« Elles n’étaient pas bandantes » : faire de la liberté d’habillement une condition d’érection.

Aujourd’hui, il est difficile d’échapper à la question du code vestimentaire. Les vêtements sont partout. Et ils ont un impact sur nous-mêmes et sur les autres.
Cependant qu’en est-il des femmes ? Sont-elles libres de s’habiller comme elles le veulent ?

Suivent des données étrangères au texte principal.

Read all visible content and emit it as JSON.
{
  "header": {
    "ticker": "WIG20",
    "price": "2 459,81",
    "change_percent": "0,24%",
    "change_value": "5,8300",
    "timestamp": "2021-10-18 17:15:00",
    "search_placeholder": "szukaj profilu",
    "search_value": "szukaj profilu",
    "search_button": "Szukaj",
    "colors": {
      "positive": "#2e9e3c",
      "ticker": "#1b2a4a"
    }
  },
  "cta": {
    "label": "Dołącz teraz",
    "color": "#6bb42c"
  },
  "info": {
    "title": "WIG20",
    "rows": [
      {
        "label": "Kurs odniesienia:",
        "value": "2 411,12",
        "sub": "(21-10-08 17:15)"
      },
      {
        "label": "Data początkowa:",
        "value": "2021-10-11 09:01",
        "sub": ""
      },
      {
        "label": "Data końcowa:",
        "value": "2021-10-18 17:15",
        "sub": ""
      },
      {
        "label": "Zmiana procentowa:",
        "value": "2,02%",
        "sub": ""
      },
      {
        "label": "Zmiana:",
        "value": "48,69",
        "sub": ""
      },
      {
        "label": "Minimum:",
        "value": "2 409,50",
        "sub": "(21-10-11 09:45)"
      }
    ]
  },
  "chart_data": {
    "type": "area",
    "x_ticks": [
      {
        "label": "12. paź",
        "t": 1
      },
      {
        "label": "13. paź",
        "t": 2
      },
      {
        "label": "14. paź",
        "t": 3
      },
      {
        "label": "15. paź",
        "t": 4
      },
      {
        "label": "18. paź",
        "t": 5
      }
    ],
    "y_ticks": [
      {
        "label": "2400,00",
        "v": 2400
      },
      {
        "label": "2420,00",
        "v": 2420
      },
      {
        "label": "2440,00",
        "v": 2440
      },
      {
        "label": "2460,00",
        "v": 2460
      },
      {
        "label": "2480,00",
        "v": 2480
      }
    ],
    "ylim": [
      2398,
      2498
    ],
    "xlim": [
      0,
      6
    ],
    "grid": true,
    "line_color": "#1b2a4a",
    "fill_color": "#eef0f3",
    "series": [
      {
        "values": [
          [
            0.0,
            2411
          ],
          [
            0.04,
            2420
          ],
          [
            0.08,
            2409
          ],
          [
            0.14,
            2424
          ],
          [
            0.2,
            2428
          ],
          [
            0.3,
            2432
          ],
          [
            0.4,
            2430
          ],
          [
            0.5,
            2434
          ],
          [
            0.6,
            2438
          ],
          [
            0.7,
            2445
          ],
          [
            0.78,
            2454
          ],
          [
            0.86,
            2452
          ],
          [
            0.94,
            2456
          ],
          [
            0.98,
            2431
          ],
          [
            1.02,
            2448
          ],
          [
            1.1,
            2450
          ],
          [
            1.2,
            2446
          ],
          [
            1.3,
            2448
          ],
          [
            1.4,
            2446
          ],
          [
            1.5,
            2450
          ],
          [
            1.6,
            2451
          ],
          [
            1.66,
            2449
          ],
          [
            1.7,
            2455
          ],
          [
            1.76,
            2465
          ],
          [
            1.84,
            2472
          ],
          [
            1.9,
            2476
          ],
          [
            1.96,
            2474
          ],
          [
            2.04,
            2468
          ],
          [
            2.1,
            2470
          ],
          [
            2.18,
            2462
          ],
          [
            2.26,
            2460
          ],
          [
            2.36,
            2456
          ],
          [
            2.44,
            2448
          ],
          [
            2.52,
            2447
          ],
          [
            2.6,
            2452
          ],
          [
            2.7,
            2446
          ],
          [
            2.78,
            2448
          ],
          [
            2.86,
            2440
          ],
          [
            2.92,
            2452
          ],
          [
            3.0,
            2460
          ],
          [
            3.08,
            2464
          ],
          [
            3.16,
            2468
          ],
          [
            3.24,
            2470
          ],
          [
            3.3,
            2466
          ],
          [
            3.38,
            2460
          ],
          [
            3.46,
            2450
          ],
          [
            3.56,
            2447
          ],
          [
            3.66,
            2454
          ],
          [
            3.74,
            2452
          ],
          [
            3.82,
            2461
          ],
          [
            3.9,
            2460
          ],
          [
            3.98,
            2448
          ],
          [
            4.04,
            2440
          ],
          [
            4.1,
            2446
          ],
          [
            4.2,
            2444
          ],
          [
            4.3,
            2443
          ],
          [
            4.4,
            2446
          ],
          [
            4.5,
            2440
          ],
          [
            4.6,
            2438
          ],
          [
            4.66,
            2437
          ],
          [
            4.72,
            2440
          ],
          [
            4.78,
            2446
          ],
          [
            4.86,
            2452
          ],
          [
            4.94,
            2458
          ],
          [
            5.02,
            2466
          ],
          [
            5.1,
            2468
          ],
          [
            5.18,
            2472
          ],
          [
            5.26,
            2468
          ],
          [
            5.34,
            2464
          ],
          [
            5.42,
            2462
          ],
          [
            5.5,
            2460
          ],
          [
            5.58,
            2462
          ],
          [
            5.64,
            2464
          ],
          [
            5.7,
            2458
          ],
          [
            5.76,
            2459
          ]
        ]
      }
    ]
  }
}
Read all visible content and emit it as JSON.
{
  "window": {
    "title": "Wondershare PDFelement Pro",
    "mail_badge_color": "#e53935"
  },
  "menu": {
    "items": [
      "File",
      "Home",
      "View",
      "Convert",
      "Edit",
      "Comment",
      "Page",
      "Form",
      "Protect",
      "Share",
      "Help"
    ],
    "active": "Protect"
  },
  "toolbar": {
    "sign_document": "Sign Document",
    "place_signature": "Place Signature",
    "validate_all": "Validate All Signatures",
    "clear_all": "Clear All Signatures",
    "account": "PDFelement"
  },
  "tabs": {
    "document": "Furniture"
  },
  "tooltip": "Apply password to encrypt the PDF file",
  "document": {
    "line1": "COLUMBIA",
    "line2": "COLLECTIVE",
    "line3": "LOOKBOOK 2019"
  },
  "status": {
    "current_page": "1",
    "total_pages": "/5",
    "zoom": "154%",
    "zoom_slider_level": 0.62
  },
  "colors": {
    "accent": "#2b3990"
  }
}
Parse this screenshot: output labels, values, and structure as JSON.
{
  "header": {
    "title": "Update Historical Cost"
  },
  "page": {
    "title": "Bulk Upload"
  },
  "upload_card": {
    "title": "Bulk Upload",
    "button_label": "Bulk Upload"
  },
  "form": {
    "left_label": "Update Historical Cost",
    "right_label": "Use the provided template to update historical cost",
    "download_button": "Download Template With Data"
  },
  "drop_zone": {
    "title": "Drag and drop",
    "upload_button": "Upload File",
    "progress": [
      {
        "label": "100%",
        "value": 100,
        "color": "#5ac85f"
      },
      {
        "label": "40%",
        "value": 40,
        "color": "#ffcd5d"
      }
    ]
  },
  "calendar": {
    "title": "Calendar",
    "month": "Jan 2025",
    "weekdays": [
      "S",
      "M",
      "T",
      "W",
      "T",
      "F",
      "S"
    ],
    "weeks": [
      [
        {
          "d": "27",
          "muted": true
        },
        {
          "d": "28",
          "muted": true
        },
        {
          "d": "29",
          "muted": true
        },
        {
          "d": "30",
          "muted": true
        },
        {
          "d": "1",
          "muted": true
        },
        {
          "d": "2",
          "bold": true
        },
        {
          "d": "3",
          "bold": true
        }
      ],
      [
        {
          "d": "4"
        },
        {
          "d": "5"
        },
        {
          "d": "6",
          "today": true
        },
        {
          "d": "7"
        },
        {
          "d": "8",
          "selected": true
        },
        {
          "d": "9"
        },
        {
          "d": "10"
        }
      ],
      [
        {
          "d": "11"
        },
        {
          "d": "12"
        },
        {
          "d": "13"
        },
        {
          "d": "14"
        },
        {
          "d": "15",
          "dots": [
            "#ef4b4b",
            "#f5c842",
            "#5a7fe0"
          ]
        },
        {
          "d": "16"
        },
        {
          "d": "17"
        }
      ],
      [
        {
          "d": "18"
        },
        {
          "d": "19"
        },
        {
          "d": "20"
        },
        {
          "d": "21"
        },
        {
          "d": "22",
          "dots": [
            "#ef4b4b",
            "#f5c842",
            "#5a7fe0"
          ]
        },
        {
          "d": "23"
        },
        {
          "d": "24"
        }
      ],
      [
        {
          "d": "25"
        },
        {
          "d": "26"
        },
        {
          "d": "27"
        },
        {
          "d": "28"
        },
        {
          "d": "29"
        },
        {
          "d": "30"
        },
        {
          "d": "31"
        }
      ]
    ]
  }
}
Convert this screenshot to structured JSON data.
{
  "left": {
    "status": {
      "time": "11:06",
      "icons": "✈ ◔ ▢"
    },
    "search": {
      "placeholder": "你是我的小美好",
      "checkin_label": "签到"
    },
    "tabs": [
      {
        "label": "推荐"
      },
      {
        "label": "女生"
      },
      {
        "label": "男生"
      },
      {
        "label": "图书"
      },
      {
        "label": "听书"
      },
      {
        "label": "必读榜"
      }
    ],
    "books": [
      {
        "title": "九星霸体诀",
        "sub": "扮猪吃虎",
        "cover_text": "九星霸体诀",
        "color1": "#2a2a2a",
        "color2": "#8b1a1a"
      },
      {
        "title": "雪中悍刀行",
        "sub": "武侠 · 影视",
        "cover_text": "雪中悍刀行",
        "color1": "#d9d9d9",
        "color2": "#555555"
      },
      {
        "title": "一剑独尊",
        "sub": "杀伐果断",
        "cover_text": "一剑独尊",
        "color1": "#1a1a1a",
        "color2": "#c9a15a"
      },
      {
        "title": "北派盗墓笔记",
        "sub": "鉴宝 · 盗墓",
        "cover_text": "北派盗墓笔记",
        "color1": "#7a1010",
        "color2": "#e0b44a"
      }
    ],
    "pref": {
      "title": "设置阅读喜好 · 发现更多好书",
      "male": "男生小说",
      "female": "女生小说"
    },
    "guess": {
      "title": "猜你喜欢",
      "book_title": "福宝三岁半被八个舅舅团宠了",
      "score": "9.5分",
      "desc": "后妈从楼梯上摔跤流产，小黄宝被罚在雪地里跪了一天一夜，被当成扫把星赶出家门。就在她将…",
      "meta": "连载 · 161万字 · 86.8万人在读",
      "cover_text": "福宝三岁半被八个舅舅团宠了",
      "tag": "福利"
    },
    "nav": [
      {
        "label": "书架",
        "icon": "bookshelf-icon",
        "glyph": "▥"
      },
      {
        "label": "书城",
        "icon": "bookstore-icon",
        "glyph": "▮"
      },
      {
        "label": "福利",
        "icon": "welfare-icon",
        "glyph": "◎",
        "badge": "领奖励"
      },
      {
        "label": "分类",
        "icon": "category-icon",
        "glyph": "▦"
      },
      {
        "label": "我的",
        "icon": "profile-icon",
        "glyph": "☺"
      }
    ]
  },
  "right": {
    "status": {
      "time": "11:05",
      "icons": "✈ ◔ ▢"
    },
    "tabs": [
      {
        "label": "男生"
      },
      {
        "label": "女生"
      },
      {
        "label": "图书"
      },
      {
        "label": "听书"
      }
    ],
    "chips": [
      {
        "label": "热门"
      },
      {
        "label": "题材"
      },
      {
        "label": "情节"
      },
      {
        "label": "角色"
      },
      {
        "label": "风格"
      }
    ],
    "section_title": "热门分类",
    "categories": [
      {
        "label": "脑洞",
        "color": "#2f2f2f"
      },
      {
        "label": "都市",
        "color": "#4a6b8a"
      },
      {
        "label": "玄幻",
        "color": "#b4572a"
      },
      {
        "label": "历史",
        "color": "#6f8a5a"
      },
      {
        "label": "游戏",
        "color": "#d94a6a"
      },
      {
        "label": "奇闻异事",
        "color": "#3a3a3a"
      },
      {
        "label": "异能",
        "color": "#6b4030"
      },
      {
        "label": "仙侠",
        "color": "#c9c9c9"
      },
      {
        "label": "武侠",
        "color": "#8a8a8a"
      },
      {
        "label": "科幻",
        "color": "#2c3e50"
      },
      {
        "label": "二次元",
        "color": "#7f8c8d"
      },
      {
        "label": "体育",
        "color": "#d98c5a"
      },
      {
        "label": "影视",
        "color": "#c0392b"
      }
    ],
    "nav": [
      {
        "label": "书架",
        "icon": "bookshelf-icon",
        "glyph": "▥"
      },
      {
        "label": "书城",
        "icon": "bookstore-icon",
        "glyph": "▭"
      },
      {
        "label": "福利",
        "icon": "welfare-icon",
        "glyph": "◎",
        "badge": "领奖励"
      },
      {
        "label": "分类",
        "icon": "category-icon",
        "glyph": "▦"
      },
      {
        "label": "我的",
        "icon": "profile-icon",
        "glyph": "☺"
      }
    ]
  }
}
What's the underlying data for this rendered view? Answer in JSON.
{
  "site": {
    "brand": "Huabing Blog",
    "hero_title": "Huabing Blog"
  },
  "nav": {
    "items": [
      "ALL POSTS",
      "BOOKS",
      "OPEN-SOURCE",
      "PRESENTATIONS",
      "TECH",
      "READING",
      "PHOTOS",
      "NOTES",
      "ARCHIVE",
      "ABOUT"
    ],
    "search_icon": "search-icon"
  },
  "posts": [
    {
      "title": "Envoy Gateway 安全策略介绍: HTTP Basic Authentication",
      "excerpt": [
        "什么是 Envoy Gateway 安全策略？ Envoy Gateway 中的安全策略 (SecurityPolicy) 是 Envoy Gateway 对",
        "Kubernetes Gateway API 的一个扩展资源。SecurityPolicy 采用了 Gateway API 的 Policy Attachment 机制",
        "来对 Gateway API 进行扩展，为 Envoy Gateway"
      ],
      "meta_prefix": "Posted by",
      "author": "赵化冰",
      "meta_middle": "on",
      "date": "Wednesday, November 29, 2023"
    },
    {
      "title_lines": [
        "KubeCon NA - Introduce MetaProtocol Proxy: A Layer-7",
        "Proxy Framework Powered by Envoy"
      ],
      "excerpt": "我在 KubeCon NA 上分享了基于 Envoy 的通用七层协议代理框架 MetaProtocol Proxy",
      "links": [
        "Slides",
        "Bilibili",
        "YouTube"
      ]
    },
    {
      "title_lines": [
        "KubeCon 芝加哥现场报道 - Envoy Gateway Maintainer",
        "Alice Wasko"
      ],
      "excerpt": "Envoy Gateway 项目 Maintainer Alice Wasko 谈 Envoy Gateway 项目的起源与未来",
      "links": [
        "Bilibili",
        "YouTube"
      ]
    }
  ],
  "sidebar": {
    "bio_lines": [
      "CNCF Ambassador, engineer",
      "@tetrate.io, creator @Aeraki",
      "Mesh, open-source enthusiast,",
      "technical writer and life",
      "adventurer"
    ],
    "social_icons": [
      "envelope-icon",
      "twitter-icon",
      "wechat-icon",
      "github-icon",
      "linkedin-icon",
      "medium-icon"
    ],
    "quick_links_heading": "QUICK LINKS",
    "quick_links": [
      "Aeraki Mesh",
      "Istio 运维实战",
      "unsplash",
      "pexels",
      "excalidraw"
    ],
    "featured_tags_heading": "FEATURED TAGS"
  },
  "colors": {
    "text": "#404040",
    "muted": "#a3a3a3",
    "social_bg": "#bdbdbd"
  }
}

En début d’année, un mouvement, qui consiste à dénoncer les règlements scolaires1 jugés sexistes et à défendre le droit de s’habiller librement, est lancé sur les réseaux sociaux français. « Tenue correcte exigée » : réflexions sexistes, discrimination de genre. Les femmes veulent se faire entendre et défendent leurs droits, des hommes s’y mettent également.

SUD éducation, Le sexisme fait sa rentrée [tweet en ligne]. 17 septembre 2020, 16h22. Disponible à l’adresse : https://bit.ly/3h9ShwJ

Règlement oppressant et sexiste

Les résultats autour de la recherche « liberté de se vêtir »2 sur Google Actualités prouvent bien que c’est un sujet fortement abordé de nos jours. Que ce soit au travail, à l’école, etc.
D’ailleurs on ne manque ni d’anecdotes d’élèves à ce sujet, ni de recherches et de livres sur l’égalité filles-garçons. Alors pourquoi sommes-nous encore si peu avancés dans nos règlements scolaires qui reposent encore largement sur des stéréotypes de genre ?

« Pas de décolletés trop prononcés, pas de jupes trop courtes, pas de pantalons déchirés, pas de débardeurs à fines bretelles ou bustiers… » Des injonctions qui concernent principalement le vestiaire féminin.

Audrey Renault


Selon Noémie Aulombard, docteure en science politique et spécialiste des mouvements sociaux et des questions liées au genre et au corps, il est très difficile de définir ce qu’est une tenue correcte ou décente. Elle explique : « Comme toute notion qui a trait à la morale, il y a autant de définitions de la décence que d’individus ; et c’est cela qui pose problème, au fond. »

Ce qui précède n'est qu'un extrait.